A drugs courier caught transporting a £40,000 illegal drugs cargo through Cumbria during a coronavirus lockdown has been ordered to surrender more than £7,000 of ill-gotten gains.
Shaun David McCafferty, 33, was stopped while travelling on the M6 northbound between Penrith and Carlisle on November 6.
Police were unimpressed with the explanation he gave for his journey with tight national coronavirus restrictions in force.

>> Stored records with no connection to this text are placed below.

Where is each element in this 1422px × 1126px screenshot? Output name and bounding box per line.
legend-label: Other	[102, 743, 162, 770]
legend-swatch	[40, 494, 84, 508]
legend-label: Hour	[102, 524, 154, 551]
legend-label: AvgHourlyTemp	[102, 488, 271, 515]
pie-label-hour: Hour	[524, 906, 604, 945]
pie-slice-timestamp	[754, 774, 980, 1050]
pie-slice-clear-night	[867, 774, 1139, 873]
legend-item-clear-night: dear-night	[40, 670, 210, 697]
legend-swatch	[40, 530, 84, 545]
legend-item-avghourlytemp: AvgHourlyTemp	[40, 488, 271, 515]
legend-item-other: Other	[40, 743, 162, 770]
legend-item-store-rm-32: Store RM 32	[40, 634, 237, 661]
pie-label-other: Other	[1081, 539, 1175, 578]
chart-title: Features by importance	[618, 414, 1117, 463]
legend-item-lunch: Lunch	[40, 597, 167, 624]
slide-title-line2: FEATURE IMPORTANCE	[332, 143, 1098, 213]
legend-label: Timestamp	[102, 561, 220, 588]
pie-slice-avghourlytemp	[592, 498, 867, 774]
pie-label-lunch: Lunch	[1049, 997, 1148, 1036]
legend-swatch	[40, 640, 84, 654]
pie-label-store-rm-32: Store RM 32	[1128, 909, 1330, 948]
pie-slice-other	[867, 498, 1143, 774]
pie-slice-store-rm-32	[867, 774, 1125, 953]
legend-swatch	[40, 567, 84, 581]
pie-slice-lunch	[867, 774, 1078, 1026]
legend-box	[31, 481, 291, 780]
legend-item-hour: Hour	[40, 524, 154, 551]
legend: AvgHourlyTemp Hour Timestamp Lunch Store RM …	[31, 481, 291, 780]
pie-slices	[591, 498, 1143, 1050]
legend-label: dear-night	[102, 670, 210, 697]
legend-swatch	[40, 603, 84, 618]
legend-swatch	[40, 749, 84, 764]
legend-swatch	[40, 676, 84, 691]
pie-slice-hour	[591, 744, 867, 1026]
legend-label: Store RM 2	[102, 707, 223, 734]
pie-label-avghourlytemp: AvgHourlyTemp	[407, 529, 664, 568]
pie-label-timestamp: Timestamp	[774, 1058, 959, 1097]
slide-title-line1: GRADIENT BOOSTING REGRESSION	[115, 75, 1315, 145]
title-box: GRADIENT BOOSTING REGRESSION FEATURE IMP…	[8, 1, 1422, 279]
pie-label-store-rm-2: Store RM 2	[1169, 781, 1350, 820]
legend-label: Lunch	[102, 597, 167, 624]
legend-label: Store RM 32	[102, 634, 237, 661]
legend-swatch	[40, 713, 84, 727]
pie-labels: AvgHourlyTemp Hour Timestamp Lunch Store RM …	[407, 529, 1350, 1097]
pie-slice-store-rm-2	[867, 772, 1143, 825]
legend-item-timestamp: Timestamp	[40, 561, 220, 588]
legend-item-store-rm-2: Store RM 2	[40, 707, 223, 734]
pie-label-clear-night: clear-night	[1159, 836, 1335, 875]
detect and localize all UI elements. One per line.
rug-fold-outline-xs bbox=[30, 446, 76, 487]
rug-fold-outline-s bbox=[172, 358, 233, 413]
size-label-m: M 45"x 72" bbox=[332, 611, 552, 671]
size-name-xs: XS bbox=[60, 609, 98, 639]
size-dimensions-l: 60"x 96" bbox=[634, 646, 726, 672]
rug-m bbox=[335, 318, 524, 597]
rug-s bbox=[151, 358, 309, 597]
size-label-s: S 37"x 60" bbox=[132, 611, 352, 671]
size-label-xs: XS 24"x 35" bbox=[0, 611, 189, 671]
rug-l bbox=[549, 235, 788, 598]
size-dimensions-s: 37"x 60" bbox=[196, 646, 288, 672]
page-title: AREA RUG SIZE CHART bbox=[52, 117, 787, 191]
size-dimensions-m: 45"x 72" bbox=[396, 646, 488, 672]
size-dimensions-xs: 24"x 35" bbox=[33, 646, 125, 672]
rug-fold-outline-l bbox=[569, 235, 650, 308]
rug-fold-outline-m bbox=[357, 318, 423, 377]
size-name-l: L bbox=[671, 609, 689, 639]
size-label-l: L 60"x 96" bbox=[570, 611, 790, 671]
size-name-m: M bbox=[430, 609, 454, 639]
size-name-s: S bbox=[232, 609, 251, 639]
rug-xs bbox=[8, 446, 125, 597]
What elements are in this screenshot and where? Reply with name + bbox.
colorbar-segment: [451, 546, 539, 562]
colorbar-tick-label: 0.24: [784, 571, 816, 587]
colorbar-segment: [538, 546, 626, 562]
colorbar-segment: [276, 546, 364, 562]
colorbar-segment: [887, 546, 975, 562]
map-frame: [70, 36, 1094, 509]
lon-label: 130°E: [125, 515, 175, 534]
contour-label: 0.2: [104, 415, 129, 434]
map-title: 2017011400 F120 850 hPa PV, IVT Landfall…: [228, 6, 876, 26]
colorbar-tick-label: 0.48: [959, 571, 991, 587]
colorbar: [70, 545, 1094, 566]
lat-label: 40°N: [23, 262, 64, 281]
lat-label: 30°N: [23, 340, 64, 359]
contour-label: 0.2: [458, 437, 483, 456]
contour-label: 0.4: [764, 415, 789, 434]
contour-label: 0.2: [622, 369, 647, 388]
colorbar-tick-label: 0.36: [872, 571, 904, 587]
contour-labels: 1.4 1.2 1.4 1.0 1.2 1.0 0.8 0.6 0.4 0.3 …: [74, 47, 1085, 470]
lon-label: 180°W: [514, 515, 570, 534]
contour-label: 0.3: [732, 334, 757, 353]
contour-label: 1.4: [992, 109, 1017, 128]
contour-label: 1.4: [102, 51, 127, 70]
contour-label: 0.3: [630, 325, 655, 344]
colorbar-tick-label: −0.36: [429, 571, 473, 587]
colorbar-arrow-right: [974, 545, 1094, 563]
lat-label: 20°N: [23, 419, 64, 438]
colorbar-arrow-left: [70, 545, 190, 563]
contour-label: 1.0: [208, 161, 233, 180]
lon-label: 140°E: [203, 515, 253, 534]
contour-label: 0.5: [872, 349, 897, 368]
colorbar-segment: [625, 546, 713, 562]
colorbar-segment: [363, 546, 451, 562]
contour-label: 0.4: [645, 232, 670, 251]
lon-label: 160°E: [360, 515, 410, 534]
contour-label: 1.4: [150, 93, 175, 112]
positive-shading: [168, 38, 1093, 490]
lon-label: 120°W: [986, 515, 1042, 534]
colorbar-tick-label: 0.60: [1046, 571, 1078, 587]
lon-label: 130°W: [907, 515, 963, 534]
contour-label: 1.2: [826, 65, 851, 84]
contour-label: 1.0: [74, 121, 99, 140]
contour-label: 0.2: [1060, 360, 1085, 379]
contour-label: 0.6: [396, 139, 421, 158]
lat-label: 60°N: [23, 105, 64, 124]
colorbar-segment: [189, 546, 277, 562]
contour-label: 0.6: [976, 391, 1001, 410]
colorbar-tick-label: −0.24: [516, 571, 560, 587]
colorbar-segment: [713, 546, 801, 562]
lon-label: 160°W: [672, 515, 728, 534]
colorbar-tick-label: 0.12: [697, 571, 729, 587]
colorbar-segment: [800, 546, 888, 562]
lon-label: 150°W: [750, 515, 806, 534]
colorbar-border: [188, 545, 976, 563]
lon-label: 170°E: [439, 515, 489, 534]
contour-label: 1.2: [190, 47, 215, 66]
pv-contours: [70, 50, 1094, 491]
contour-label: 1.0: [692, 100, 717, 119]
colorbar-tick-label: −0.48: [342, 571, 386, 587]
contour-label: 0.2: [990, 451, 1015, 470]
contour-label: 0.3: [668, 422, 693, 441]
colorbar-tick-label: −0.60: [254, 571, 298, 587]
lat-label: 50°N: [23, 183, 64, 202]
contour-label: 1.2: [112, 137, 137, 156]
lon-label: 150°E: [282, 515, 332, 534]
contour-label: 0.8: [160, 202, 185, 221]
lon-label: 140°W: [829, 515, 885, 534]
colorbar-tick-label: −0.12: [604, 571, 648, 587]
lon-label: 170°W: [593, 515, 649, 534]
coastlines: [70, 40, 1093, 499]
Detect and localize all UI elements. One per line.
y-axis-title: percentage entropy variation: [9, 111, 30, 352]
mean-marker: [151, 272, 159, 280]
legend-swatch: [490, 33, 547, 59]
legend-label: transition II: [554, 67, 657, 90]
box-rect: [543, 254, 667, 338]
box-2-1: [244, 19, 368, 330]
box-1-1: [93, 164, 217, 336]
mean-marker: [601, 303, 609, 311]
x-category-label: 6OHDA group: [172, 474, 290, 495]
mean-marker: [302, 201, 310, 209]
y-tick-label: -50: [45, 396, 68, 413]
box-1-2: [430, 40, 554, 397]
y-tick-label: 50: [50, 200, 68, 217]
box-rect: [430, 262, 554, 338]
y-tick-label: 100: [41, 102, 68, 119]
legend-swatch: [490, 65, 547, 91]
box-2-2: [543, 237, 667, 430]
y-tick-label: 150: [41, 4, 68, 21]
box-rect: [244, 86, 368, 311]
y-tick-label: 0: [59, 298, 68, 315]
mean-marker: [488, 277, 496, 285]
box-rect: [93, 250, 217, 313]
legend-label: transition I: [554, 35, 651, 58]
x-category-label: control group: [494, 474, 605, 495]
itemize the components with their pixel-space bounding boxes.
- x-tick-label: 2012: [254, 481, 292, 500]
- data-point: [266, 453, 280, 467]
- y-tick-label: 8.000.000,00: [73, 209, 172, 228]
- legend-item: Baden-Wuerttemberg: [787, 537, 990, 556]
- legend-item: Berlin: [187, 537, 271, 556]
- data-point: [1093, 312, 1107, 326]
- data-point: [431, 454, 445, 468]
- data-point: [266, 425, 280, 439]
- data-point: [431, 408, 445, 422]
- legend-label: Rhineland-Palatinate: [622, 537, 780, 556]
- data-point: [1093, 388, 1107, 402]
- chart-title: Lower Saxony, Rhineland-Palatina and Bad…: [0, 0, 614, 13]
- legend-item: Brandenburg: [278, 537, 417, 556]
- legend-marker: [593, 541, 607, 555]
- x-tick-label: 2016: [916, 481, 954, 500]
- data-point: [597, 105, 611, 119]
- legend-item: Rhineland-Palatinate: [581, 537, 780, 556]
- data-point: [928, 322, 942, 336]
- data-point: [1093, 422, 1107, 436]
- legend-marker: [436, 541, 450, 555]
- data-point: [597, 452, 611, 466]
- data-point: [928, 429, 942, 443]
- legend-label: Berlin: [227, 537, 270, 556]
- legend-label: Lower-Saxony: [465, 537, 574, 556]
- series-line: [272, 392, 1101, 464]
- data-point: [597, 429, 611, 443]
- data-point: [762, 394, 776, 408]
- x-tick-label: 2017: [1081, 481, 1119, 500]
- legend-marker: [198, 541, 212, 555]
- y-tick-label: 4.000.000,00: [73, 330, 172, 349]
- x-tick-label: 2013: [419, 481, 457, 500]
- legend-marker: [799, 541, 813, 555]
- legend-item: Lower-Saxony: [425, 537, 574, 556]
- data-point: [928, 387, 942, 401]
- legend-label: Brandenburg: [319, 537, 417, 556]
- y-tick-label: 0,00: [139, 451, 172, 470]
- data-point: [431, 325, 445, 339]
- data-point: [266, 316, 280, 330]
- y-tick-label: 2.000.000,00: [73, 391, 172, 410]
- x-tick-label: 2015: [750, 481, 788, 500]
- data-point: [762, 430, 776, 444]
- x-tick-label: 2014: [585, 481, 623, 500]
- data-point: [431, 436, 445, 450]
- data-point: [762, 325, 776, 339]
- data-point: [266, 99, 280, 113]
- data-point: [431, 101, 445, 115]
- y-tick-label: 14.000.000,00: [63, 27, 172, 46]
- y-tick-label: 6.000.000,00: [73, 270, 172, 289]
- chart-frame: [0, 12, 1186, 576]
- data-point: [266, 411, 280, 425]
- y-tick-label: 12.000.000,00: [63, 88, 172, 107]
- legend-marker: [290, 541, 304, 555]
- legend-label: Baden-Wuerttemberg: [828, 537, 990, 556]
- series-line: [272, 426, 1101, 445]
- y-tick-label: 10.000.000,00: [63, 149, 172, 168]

And when his Ford Focus was searched, high purity crack cocaine and also heroin — potentially worth almost £40,000 in total — was found hidden in various parts of the vehicle’s interior.
McCafferty — a repeat substance supply offender who had received prison sentences in 2016, 2017 and 2019 — was jailed for five-and-a-half years in December at Carlisle Crown Court.
Financial investigators went to work in a bid to claw back illegally-obtained cash using tough Proceeds of Crime Act (POCA) legislation.
And McCafferty was back at the crown court this afternoon, attending a hearing remotely over a video link from custody.
Barrister Robert Dudley, defending, told Judge Paul Lawton that McCafferty wanted to “get everything over and done with” in relation to the POCA application. “He may not agree with everything the prosecution set out,” said Mr Dudley. “He is not proposing to contest any of it.”
As a result, McCafferty’s benefit figure from his criminal conduct was agreed by all parties to be £62,816.38. His available assets amounted to £7,364.20 which, said Mr Dudley, comprised the balance of two named bank accounts and value of the Focus the defendant was driving when committing the latest offence.
Judge Lawton made a confiscation order in the agreed amount, which must be paid within three months otherwise McCafferty, of Lincombe Road, Liverpool, faces four months in prison in default.